Puis au moment de la Réforme, les Eglises se sont encore une fois divisées, notamment au sujet de la sainte Cène. Ce sacrement, qui devait signifier l’unité, a finalement consacré la division : les catholiques, contre les protestants, disaient que le pain de l’eucharistie changeait de nature – ils appelèrent cela la transsubstantiation  –, et les protestants n’ont pas fait mieux puisqu’ils se sont aussi opposés entre eux, les luthériens disant que la présence du Christ était juxtaposée à celle du pain – ils appelèrent cela la  consubstantiation, et les réformés disant que le pain était seulement un symbole.

Tout était affaire d’interprétation, car la langue grecque ne permet pas de trancher sur ce point. Ces oppositions sont heureusement aujourd’hui en partie dépassées, mais en partie seulement.

Mais pour en revenir à la division initiale qu’a inaugurée Judas, les théologiens s’interrogent encore aujourd’hui pour savoir ce qui l’a conduit à trahir son maître. Certains avancent qu’il aurait été déçu de voir que Jésus n’avait pas pris le pouvoir. C’est tout à fait plausible. Quoi qu’il en soit, ce qui intéresse l’évangéliste, c’est de parvenir à comprendre comment cet abandon du Messie coïncider avec les desseins de Dieu.

Notons bien que Jésus ne condamne pas Judas à la damnation éternelle. D’ailleurs il n’a jamais condamné personne. Tout ce que nous pouvons dire, c’est qu’il le plaint. L’évangéliste utilise une interjection grecque qui reprend presque à l’identique une expression araméenne : oï… hélas…

La conscience qu’il a de cette trahison n’empêche pourtant pas Jésus de communier dans le repas avec tous ses disciples, sans distinction.

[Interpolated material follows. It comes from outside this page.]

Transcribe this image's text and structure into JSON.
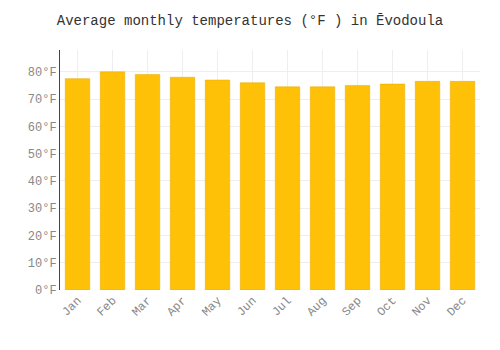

Finalement, ce récit opère un passage. C’est d’ailleurs le sens du mot Pâques, Pessah. Ce mot signifie passage. Ce passage, c’est le passage du rituel juif au rituel chrétien.

En plaçant délibérément le dernier repas au moment du seder, l’évangéliste tient à montrer que le sens de ce dernier repas est bien celui de cette fête de Pessah, la fête de la libération hors d’Egypte. Ce qui est devenu aujourd’hui la sainte Cène, ou l’eucharistie pour les catholiques, nous libère pour une vie nouvelle qui débouchera un jour sur le banquet céleste.